J’étais partagé entre la reconnaissance et en même temps le manque
d’affection qu’elle ne pouvait pas me donner. Je reste toujours 70 ans après,
partagé entre ces 2 sentiments mais bon…
Donc c’est grâce à elle que j’ai pu reprendre mes études à
Aix en Provence. Mais la 1ère fois que je me suis retrouvé en classe
au collège, ça devait être en 4ème à la rentrée 46, je me suis
demandé ce que je faisais en classe.
J’étais complètement … je venais d’une autre planète.
Je me souviens : j’enviais mes petits camarades,
j’enviais leur insouciance, leur gaité, leur spontanéité.
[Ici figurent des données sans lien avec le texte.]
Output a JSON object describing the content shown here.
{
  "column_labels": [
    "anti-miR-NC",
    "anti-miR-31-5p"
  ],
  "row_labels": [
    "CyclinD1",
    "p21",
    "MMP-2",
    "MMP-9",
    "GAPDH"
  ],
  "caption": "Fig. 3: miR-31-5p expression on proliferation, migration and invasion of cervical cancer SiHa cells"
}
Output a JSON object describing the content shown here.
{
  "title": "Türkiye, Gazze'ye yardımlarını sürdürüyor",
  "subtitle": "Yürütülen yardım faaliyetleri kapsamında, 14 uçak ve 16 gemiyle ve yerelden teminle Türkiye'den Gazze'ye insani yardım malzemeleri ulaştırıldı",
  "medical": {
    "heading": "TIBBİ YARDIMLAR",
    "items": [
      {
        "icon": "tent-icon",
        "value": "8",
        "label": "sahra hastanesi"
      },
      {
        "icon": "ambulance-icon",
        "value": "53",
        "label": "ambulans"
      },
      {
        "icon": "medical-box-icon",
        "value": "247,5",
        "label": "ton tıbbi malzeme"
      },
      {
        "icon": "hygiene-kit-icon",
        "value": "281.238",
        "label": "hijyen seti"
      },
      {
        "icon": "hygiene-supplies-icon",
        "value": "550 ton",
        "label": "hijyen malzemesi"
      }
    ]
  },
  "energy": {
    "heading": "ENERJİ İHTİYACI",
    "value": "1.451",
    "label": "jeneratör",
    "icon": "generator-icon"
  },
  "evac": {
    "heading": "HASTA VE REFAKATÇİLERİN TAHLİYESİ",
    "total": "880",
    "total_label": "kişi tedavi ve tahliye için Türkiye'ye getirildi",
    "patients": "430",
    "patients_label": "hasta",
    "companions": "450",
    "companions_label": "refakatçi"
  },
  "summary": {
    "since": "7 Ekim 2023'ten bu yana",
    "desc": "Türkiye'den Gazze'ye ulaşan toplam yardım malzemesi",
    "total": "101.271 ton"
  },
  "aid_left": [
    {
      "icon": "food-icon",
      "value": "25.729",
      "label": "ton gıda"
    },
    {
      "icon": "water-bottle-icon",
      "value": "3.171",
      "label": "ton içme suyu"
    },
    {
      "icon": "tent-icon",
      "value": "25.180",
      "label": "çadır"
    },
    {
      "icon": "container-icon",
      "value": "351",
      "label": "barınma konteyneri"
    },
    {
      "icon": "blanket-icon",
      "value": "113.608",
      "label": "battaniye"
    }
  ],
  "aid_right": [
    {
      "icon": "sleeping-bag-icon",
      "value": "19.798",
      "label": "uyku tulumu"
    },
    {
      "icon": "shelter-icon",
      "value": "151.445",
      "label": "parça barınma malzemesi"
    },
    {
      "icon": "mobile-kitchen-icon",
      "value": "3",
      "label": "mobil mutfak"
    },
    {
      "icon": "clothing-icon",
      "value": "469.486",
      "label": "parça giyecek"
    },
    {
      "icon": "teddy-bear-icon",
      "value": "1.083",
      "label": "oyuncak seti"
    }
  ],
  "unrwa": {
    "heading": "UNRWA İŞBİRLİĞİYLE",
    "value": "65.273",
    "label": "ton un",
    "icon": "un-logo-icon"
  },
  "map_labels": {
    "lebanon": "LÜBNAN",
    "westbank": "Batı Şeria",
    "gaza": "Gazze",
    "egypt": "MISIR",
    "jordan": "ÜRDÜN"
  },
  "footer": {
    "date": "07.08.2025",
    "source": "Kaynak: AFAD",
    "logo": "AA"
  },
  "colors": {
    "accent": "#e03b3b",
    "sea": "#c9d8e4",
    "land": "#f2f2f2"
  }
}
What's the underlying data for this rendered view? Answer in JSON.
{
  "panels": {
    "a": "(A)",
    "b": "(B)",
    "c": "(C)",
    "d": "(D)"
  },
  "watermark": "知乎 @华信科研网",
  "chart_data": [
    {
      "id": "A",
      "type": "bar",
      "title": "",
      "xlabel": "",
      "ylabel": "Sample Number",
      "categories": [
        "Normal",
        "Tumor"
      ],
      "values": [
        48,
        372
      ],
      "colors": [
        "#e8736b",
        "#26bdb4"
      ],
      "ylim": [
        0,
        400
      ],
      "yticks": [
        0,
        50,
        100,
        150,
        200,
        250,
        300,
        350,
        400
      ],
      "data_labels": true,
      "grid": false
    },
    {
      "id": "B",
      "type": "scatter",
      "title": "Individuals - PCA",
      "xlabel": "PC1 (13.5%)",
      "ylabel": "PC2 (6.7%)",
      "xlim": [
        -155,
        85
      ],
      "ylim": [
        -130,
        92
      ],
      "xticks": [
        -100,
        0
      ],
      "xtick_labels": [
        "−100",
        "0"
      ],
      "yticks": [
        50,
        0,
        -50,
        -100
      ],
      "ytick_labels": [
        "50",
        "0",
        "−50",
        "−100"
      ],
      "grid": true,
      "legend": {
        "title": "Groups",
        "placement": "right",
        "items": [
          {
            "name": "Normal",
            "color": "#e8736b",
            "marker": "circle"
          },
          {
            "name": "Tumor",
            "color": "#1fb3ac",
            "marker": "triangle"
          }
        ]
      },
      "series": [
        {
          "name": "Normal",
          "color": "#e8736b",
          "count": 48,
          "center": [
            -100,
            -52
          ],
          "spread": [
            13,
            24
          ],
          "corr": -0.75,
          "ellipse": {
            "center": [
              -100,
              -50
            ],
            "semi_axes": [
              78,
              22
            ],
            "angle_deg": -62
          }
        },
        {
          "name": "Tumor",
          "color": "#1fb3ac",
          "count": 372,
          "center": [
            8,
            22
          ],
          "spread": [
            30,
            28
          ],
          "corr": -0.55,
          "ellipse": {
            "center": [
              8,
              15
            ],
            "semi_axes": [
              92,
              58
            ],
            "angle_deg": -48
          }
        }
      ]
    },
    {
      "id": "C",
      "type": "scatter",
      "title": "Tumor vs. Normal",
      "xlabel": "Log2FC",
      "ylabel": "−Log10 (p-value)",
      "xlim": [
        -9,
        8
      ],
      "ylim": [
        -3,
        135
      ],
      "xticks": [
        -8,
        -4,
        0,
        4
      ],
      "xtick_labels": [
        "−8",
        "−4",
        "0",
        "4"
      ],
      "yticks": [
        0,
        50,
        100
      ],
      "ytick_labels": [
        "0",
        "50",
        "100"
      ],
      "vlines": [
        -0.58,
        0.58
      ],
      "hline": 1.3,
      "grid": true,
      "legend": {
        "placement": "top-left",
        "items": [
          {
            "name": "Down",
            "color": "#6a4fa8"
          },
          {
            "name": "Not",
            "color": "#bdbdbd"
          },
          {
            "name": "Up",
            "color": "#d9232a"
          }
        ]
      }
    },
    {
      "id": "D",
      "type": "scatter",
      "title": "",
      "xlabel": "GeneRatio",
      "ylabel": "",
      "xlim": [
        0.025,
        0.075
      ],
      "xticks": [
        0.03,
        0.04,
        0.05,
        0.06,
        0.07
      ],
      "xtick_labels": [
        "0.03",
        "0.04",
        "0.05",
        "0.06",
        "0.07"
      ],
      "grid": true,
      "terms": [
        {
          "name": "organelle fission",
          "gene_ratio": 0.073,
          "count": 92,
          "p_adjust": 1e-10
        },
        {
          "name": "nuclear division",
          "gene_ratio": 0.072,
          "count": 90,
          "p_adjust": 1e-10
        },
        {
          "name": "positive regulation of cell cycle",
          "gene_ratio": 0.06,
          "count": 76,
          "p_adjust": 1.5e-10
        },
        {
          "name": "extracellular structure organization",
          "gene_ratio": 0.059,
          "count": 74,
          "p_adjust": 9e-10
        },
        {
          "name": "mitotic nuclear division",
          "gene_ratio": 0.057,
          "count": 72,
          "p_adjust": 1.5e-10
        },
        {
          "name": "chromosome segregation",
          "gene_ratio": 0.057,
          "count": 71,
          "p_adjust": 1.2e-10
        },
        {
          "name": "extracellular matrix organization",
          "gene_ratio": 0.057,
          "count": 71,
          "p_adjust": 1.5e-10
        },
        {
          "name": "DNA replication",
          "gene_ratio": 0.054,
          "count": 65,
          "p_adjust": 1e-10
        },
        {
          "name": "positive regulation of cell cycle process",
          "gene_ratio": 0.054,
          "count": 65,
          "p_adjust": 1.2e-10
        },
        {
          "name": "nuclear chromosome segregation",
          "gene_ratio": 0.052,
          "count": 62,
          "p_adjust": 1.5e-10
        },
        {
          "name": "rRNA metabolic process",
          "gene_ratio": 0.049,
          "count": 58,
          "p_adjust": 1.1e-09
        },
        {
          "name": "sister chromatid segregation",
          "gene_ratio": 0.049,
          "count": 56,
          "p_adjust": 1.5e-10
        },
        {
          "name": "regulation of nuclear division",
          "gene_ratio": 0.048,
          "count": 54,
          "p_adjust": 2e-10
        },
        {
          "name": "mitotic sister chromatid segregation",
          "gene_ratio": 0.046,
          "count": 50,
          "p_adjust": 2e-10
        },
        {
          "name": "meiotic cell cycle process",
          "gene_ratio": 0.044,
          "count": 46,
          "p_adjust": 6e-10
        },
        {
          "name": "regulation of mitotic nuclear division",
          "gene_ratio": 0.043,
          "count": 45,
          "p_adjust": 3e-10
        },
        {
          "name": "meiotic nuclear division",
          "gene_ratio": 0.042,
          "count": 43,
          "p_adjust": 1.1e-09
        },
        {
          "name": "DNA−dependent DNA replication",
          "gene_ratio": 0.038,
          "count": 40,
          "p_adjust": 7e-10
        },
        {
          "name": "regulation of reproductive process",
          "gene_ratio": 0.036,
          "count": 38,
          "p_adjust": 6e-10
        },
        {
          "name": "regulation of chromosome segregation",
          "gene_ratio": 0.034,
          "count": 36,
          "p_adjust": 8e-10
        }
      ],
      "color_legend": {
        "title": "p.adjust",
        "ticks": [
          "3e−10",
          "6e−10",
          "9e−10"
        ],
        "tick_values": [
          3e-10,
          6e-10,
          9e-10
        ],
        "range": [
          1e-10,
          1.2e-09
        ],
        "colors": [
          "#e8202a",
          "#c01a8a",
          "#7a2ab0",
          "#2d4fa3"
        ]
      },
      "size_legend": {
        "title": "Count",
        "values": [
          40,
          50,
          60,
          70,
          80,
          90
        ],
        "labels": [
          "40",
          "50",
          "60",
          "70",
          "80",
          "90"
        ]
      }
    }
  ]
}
Moi j’étais dans un monde que je ne reconnaissais pas. Je
venais d’ailleurs et j’ai eu du mal à reprendre mes études, à retrouver une
audition sociale. C’est très progressivement que petit à petit j’ai pu accepter
mon histoire, l’analyser. Et c’est depuis que j’en parle (ça ne fait que depuis
30 ans) que je raconte un peu cet itinéraire et à chaque fois c’est toujours
aussi douloureux parce que raconter c’est revivre. Et revivre même 70 ans
après, ça donne des frissons. Mais en
même temps c’est à chaque fois un pas de plus vers une plus grande
libération. J’ai compris maintenant que je ne serai jamais libéré de tout
ça, je ne serai jamais libéré de la découverte trop tôt de la cruauté dont
l’homme est capable, de l’injustice dont l’homme est capable. C’est une
découverte monstrueuse qui est fracassante. Ben il faut vivre avec et chaque
jour j’essaie de vivre avec.
Alors il y a plusieurs étapes dans mon existence : la 1ère
étape c’était la fin de mes études secondaires, la 2ème étape c’est
la 1ère année où j’ai eu à payer des impôts. J’étais d’une fierté
que j’ai longtemps perdu depuis hein (rires) mais payer des impôts … enfin
voilà, je sors de l’assistance. Je suis devenu un citoyen. J’ai contribué à
l’entretien d’une partie du trottoir sur lequel je marche. C’était pour moi une
…
La 3ème étape c’était mon mariage. Je me suis
marié à 22 ans avec une femme admirable qui a su m’apaiser, m’éduquer un peu
parce que j’étais un peu sauvageon. J’ai eu la chance d’avoir pu élever une
famille nombreuse où chacun de mes enfants a pu faire les études qu’il voulait.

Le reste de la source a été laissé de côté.